Since $1\;{\rm{kN}} = {\rm{1}}{{\rm{0}}^3}\,{\rm{N}}$ and $1\;{\rm{\mu s}} = {\rm{1}}{{\rm{0}}^{ – 6}}\;{\rm{s}}$, then\[\begin{array}{c} {\rm{kN/\mu s}} = \left( {\frac{{{\rm{kN}} \times \frac{{{{10}^3}\,{\rm{N}}}}{{1\;{\rm{kN}}}}}}{{{\rm{\mu s}} \times \frac{{{{10}^{ – 6}}\,{\rm{s}}}}{{1\;{\rm{\mu s}}}}}}} \right)\\ {\rm{kN/\mu s}} = \left( {{{10}^9}\;{\rm{N/s}} \times \frac{{1\;{\rm{GN/s}}}}{{{{10}^9}\;{\rm{N/s}}}}} \right)\\ {\rm{kN/\mu s}} = 1\;{\rm{GN/s}} \end{array}\]
Step 3
(b)
To find the SI form of unit ${\rm{Mg/mN}}$ we need to reduce the combinations of units.

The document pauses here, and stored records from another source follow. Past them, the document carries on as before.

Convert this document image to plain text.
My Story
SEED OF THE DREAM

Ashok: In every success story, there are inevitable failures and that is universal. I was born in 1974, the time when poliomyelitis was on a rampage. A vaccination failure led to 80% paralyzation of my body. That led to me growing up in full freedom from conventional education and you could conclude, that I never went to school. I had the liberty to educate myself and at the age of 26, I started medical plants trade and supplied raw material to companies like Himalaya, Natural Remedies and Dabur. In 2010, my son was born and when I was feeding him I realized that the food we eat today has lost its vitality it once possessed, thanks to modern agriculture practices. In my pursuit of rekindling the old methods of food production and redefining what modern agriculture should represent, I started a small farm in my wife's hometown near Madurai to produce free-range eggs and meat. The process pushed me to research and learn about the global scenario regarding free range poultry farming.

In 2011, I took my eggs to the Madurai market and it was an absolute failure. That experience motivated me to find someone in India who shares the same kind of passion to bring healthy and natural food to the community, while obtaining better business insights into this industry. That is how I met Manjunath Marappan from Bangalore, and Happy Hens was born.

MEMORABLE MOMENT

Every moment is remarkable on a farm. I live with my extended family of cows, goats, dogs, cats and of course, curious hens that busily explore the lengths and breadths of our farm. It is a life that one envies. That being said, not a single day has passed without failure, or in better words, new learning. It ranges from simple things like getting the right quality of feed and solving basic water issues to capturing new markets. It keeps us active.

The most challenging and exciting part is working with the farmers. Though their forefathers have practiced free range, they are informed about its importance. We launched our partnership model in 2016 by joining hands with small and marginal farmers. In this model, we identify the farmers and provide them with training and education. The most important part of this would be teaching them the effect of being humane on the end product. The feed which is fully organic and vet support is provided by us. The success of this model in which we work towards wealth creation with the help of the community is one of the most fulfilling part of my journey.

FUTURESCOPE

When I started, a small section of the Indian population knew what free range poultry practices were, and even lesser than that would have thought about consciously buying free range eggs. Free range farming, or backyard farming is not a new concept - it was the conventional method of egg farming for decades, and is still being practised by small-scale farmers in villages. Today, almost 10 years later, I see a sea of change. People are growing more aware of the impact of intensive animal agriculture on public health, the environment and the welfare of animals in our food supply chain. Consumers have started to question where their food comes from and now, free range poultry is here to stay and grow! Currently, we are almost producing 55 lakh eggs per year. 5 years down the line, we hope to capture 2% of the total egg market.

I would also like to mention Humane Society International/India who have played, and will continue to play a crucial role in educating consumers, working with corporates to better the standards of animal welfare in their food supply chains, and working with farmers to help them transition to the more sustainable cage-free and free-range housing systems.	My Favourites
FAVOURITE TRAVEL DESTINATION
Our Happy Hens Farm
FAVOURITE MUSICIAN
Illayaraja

Since $1\;{\rm{Mg}} = {\rm{1}}{{\rm{0}}^3}\,{\rm{kg}}$ and $1\;{\rm{mN}} = {\rm{1}}{{\rm{0}}^{ – 3}}\;{\rm{N}}$, then\[\begin{array}{c} {\rm{Mg/mN}} = \left( {\frac{{{\rm{Mg}} \times \frac{{{{10}^3}\,{\rm{kg}}}}{{1\;{\rm{Mg}}}}}}{{{\rm{mN}} \times \frac{{{{10}^{ – 3}}\,{\rm{N}}}}{{1\;{\rm{mN}}}}}}} \right)\\ {\rm{Mg/mN}} = \left( {{{10}^6}\;{\rm{kg/N}} \times \frac{{1\;{\rm{Mkg/N}}}}{{{{10}^6}\;{\rm{kg/N}}}}} \right)\\ {\rm{Mg/mN}} = 1\;{\rm{Mkg/N}} \end{array}\]
Step 4
(c)
To find the SI form of unit ${\rm{MN/}}\left( {{\rm{kg}} \cdot {\rm{ms}}} \right)$ we need to reduce the combinations of units.

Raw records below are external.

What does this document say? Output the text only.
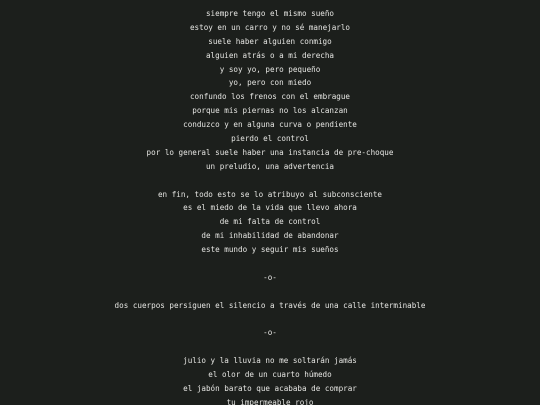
siempre tengo el mismo sueño
estoy en un carro y no sé manejarlo
suele haber alguien conmigo
alguien atrás o a mi derecha
y soy yo, pero pequeño
yo, pero con miedo
confundo los frenos con el embrague
porque mis piernas no los alcanzan
conduzco y en alguna curva o pendiente
pierdo el control
por lo general suele haber una instancia de pre-choque
un preludio, una advertencia
en fin, todo esto se lo atribuyo al subconsciente
es el miedo de la vida que llevo ahora
de mi falta de control
de mi inhabilidad de abandonar
este mundo y seguir mis sueños
-o-
dos cuerpos persiguen el silencio a través de una calle interminable
-o-
julio y la lluvia no me soltarán jamás
el olor de un cuarto húmedo
el jabón barato que acababa de comprar
tu impermeable rojo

Since $1\;{\rm{MN}} = {\rm{1}}{{\rm{0}}^6}\,{\rm{N}}$ and $1\;{\rm{ms}} = {\rm{1}}{{\rm{0}}^{ – 3}}\;{\rm{s}}$, then\[\begin{array}{c} {\rm{MN/}}\left( {{\rm{kg}} \cdot {\rm{ms}}} \right) = \left( {\frac{{{\rm{MN}} \times \frac{{{{10}^6}\,{\rm{N}}}}{{1\;{\rm{MN}}}}}}{{{\rm{kg}} \cdot \left( {{\rm{ms}} \times \frac{{{{10}^{ – 3}}\,{\rm{s}}}}{{1\;{\rm{ms}}}}} \right)}}} \right)\\ {\rm{MN/}}\left( {{\rm{kg}} \cdot {\rm{ms}}} \right) = \left[ {{{10}^9}\;{\rm{N/}}\left( {{\rm{kg}} \cdot {\rm{s}}} \right) \times \frac{{1\;{\rm{GN/}}\left( {{\rm{kg}} \cdot {\rm{s}}} \right)}}{{{{10}^9}\;{\rm{N/}}\left( {{\rm{kg}} \cdot {\rm{s}}} \right)}}} \right]\\ {\rm{MN/}}\left( {{\rm{kg}} \cdot {\rm{ms}}} \right) = 1\;{\rm{GN/}}\left( {{\rm{kg}} \cdot {\rm{s}}} \right) \end{array}\]